The move higher in tech provided some consolation for investors who were wary that the sector could be exhausted, following significant losses last week. Analysts and financial pundits assented.

“If we lose [technology’s] leadership in a meaningful way, I think it will adversely affect the overall market,” said Douglas Busch, founder of ChartSmarter, in a note. “If the sector can just take a rest, and keep in the middle of the pack akin to a smart jockey that has a lot of horse under him in a thoroughbred race, then it will likely see a surge again into the fall.”

Coronavirus cases have been rising at a frightening pace to the point that now more than 3.7 million cases exist in the U.S., according to Johns Hopkins University. The rapidly disseminating virus is causing lawmakers to commence negotiations on new stimulus measures.

Earlier this year, President Trump signed a stimulus package worth approximately $2 trillion which increased unemployment benefits for those laid off during the coronavirus pandemic, including a $600-a-week check for recipients that is set to expire later this month.

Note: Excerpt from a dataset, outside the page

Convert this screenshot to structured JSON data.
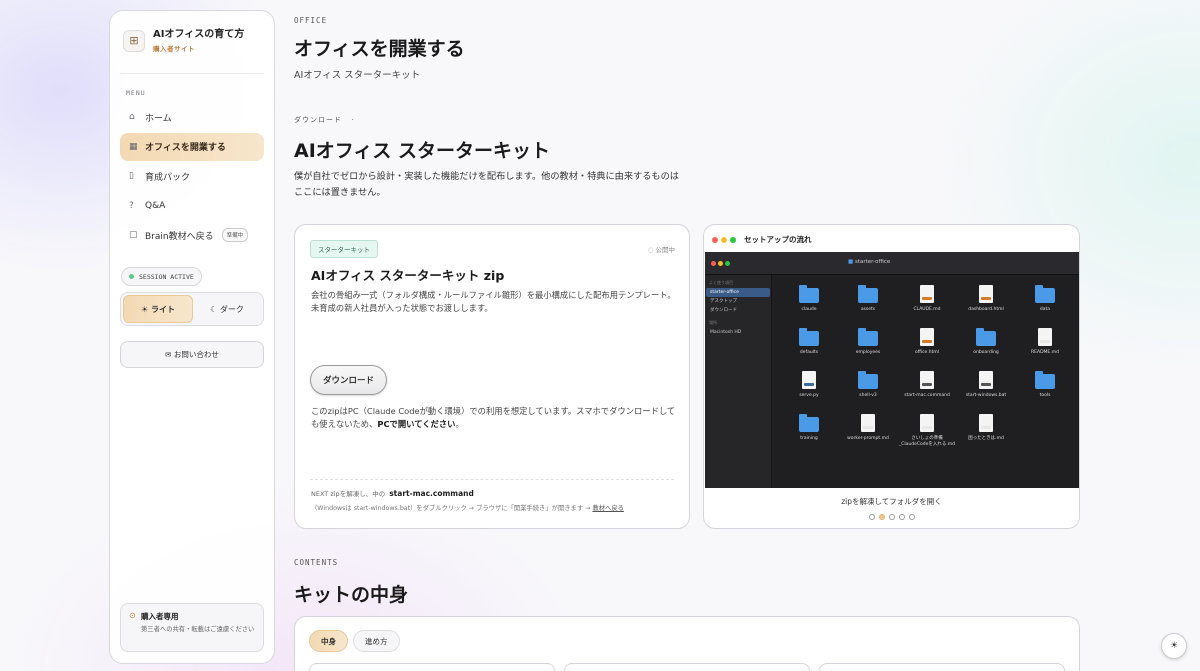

“There is a lot of uncertainty about the size and shape of the next bill, particularly on the consumer side,” said Aneta Markowska, Chief Financial Economist at Jefferies, in a note.

“We believe consensus expects a roughly $1-$1.5[T] package, so if the draft comes in on the high-end of that range, it would be seen as a positive surprise,” Markowska added. “In light of the deteriorating growth momentum, it is highly unlikely that Republicans under-deliver, which means that risks are skewed to the high side.”